Congressman Latham has maintained an impeccable record in Washington, and so he seems the logical choice when nominated by his friend, President Scott, to become the next secretary of state. His confirmation hearings appear to be a formality until rumors emerge of sexual misconduct and influence peddling. Then, early one morning, he is found shot to death, an apparent suicide.
Nobody close to Paul Latham believes his demise a suicide; there are just too many questions left unanswered. Why would he kill himself, and why would he do it in a public place? Why was there no suicide note? Where did he get the gun? Where is Latham's appointment secretary, Marge Edwards? So Latham's close friend lawyer-professor Mackensie Smith goes about uncovering the truth. In the process he unearths connections to the CIA, businessman Warren Brazier, Russian communists, and a shady private detective. Eventually Smith's own life is threatened, leading him to a dramatic and shocking truth.
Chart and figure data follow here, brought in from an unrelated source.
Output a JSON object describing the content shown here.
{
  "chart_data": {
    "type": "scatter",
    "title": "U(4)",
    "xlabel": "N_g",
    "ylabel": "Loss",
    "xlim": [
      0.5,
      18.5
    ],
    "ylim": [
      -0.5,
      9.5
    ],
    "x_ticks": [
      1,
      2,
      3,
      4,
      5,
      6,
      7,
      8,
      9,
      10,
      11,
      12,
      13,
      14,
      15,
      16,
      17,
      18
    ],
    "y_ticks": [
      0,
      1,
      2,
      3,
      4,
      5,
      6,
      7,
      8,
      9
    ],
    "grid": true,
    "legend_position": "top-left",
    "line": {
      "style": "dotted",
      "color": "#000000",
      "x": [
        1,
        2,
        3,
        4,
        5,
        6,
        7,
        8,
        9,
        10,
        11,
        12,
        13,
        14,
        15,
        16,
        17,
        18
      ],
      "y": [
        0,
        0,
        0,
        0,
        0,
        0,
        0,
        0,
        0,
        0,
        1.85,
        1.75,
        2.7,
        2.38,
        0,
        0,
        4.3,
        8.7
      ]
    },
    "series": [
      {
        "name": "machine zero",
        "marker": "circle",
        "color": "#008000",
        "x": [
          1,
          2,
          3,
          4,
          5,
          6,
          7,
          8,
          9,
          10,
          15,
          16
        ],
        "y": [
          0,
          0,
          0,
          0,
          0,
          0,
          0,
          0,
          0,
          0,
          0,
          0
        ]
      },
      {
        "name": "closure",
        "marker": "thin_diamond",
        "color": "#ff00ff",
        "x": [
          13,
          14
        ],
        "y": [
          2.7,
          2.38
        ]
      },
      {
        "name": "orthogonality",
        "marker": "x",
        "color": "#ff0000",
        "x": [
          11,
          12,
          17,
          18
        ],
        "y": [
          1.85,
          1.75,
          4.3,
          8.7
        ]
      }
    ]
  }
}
Murder in the House is a story about the webs of influence people weave to protect their interests, and about those innocent people who, by accident or design, get caught in these webs. It is the story of the abuse of power for personal gain, and of the increasing influence that the global economy has on the way our nation is being run.
Margaret Truman, with her intricate know-ledge of the political, social, and practical workings of Washington, masterfully explores these connections in this highly suspenseful tale of intrigue, deception, and murderous intent.